The war on terror has always been a sham. For, unlike any other war, there is no clear point of victory, there is nowhere that a flag can be planted which proves that the campaign is over.

Rimington is actually on similar ground to the British Director of Public Prosecutions, Sir Ken Macdonald, who stated in January of 2007:
London is not a battlefield. Those innocents who were murdered on July 7 2005 were not victims of war. And the men who killed them were not, as in their vanity they claimed on their ludicrous videos, 'soldiers'. They were deluded, narcissistic inadequates. They were criminals. They were fantasists. We need to be very clear about this. On the streets of London, there is no such thing as a 'war on terror', just as there can be no such thing as a 'war on drugs'.

"The fight against terrorism on the streets of Britain is not a war. It is the prevention of crime, the enforcement of our laws and the winning of justice for those damaged by their infringement."
The right have sought to use the events of 9-11 to push an agenda which existed long before that dreadful day, the most obvious example of which was the invasion of Iraq.

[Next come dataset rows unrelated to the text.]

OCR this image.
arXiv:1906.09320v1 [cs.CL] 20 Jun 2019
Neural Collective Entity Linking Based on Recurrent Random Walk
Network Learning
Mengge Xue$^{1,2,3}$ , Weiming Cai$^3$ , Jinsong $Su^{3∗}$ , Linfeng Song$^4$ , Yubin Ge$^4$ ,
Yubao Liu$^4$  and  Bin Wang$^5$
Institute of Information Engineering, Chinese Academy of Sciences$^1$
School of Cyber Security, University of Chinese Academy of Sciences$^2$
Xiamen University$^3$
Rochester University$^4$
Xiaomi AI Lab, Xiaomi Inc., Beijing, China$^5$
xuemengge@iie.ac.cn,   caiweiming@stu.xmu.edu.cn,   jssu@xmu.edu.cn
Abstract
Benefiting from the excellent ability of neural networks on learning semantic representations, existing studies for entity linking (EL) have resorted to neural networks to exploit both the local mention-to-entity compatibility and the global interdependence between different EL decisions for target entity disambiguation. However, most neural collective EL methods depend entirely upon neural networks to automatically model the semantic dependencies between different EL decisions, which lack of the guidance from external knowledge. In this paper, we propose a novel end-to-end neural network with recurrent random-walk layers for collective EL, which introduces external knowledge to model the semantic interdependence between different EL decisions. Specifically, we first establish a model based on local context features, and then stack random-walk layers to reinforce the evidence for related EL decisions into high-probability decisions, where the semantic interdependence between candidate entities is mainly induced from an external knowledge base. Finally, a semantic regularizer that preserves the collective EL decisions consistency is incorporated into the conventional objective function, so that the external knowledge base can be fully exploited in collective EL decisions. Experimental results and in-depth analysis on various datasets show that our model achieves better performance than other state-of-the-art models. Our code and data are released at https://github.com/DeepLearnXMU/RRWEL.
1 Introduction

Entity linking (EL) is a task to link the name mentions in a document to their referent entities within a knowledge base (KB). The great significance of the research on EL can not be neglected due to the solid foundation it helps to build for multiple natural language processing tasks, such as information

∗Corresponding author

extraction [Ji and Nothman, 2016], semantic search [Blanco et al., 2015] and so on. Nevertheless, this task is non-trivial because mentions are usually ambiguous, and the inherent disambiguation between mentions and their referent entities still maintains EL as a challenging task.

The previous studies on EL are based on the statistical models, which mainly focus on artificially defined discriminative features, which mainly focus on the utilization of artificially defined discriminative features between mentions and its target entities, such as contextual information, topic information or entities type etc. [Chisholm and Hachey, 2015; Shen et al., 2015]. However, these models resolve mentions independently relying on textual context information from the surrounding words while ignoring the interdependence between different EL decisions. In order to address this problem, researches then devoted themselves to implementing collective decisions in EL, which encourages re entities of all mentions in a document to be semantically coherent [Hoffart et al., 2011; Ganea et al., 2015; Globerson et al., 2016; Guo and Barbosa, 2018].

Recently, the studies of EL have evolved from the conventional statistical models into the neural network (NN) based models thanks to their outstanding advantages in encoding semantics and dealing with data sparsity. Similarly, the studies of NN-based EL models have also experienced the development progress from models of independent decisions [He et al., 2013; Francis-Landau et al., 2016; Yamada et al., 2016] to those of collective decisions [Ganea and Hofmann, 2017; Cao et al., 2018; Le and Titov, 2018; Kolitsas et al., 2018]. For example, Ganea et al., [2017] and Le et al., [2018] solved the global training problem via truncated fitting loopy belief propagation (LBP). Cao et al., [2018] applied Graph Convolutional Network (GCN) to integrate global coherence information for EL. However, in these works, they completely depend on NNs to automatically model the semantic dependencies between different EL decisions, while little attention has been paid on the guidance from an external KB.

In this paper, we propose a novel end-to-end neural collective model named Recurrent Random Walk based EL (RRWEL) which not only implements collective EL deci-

But, as Rimington points out, far from fighting terrorism, such actions have actually encouraged it.

She challenges claims, notably made by Tony Blair, that the war in Iraq was not related to the radicalisation of Muslim youth in Britain.

Asked what impact the war had on the terrorist threat, she replies: "Well, I think all one can do is look at what those people who've been arrested or have left suicide videos say about their motivation. And most of them, as far as I'm aware, say that the war in Iraq played a significant part in persuading them that this is the right course of action to take."

She adds: "So I think you can't write the war in Iraq out of history. If what we're looking at is groups of disaffected young men born in this country who turn to terrorism, then I think to ignore the effect of the war in Iraq is misleading."

The war in Iraq was a catastrophic mistake as it did more to encourage terrorism because it was so blatantly immoral.

At last people like Rimington are saying what many of us have been saying for years. There is no such thing as the war on terror just as there was no such thing as the war on drugs. To elevate what these thugs do into a war is to give them a dignity which they do not deserve.

These people are criminals, not soldiers. Karl Rove would no doubt be horrified, but then, he's long been part of the problem rather than the solution.